How can I capture all exceptions especially when os.system() fail? Thanks

M

mike

Hi Guys,

Following piece of code can capture IOError when the file doesn't
exist, also, other unknown exceptions can be captured when I press
Ctrl-C while the program is sleeping(time.sleep). Now the question is:
when I run the non-exist command, the exception cannot be captured.

Here is the code:
===================================
#!/usr/bin/python
import os
import sys
import time

try:
fh = open("tt.py")
time.sleep(10)
#os.system("wrong_command_test")
except IOError:
print 'failed to open.'
sys.exit(0)
except:
print 'Some exceptions occurred.'
else:
print 'well',

print 'Done'

===================================
when the tt.py doesn't exist, the script printed:
failed to open.
when the tt.py exists, the script printed:
well done
when I press Ctrl-C while the program is sleeping, the script printed:
Some exceptions occurred.
Done

So far so good, then I changed the code to run a non-exist command
"wrong_command_test"(commented the open and sleep lines), then the
script printed:
sh: wrong_command_test: command not found
well Done


Any opinions would be appreciated.

Mike
 
G

Gabriel Genellina

Following piece of code can capture IOError when the file doesn't
exist, also, other unknown exceptions can be captured when I press
Ctrl-C while the program is sleeping(time.sleep).
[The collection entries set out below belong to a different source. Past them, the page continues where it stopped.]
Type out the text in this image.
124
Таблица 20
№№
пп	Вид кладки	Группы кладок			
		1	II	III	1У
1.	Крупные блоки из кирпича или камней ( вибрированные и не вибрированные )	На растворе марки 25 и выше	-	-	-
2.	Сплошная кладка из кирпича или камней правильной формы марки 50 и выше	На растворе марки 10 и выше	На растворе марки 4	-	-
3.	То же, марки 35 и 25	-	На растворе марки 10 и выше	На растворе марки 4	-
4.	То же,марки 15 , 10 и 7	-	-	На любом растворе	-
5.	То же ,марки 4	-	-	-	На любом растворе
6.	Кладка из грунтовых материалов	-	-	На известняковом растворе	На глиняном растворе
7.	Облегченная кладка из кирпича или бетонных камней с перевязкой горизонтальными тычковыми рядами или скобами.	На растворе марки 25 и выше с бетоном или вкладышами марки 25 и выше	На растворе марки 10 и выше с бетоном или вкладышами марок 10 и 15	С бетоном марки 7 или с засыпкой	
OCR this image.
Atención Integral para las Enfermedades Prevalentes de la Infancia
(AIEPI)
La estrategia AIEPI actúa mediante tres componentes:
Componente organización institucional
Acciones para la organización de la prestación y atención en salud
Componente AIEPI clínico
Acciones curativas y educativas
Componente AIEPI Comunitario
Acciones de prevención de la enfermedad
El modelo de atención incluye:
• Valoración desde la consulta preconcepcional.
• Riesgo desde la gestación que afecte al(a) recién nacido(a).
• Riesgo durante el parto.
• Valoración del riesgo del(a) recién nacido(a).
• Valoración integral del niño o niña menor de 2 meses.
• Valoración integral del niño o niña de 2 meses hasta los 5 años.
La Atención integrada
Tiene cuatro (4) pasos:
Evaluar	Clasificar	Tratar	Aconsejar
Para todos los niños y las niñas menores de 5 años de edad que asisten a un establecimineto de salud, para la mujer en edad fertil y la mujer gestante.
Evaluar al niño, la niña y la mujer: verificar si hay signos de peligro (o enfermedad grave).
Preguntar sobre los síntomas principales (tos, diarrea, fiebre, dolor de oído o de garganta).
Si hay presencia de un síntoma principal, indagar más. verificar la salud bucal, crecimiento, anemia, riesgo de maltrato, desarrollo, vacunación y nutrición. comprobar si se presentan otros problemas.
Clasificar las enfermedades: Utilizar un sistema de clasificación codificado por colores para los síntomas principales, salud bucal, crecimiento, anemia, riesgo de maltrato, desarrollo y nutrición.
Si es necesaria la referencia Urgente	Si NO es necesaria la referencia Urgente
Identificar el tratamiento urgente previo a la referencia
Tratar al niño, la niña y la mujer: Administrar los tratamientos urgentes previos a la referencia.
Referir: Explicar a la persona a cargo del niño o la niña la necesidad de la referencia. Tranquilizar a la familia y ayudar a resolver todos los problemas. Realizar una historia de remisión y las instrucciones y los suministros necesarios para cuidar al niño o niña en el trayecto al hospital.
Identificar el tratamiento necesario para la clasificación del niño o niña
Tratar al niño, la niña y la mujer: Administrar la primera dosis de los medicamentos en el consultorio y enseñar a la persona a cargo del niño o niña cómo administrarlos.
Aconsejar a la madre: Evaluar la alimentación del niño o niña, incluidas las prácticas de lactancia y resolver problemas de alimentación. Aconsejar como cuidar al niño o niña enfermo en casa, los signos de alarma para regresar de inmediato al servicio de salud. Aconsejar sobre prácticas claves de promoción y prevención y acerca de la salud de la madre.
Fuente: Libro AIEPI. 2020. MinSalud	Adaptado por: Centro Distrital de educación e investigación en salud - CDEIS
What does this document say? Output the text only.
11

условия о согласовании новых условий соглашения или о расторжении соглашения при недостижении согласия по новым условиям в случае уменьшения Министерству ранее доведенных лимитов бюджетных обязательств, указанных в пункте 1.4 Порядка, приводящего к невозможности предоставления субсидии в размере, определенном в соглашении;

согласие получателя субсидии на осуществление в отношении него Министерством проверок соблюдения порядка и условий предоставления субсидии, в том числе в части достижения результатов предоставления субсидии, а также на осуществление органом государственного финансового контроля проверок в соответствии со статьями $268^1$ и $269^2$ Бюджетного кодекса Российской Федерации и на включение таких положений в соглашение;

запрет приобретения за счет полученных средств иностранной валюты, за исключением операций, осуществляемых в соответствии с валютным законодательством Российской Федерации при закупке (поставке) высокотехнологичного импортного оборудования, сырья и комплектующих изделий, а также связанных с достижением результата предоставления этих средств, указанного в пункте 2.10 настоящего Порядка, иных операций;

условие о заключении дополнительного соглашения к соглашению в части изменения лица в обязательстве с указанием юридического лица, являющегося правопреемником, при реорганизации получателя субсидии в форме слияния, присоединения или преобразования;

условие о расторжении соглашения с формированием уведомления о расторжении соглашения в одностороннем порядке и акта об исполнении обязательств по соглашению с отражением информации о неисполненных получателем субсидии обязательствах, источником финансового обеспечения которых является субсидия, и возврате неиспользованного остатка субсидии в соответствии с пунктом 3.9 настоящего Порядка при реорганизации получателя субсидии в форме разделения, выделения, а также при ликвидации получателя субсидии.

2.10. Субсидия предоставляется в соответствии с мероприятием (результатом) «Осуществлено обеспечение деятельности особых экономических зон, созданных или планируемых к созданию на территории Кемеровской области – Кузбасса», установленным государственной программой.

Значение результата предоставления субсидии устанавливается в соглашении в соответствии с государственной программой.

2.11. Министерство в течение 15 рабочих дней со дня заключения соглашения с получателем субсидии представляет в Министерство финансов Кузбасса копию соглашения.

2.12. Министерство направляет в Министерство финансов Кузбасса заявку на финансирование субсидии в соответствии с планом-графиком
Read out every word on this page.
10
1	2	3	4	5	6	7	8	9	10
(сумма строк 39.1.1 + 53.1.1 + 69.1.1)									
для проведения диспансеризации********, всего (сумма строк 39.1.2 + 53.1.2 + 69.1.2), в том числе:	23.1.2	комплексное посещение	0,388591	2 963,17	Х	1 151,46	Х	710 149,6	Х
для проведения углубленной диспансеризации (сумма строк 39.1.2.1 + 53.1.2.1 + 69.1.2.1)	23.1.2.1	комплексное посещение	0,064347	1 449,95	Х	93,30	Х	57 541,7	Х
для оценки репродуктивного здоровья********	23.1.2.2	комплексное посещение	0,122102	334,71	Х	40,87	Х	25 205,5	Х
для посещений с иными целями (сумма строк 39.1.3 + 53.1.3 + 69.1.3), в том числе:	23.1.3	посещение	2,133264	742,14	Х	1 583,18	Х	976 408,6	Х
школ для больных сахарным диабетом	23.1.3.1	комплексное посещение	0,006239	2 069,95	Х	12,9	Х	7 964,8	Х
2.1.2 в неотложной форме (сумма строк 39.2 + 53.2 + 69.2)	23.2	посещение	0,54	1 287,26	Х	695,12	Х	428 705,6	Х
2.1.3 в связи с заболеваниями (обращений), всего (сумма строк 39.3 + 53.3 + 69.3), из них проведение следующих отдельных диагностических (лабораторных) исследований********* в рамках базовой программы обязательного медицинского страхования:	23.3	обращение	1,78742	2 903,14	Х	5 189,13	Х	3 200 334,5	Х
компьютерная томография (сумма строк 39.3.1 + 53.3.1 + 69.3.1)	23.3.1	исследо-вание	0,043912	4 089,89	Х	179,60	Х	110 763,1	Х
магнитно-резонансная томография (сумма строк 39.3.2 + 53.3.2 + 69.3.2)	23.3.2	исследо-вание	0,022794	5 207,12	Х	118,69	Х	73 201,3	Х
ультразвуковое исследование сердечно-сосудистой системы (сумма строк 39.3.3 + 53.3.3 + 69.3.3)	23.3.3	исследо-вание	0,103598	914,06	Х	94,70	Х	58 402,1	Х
Now the question is:
when I run the non-exist command, the exception cannot be captured.
So far so good, then I changed the code to run a non-exist command
"wrong_command_test"(commented the open and sleep lines), then the
script printed:
sh: wrong_command_test: command not found
well Done

That's because it is not an exception, it is an error message coming from
your shell, not from Python.
You can extract the exit status from what os.system returns (see the
details on the docs for os.system); in particular, usually "command not
found" is error 127
This is a list of more-or-less standard exit codes:
http://www.faqs.org/docs/abs/HTML/exitcodes.html
 
M

Michael Hoffman

Gabriel said:
That's because it is not an exception, it is an error message coming
from your shell, not from Python.

Of course if you use subprocess.check_call() instead of os.system(), it
will become an exception (CalledProcessError).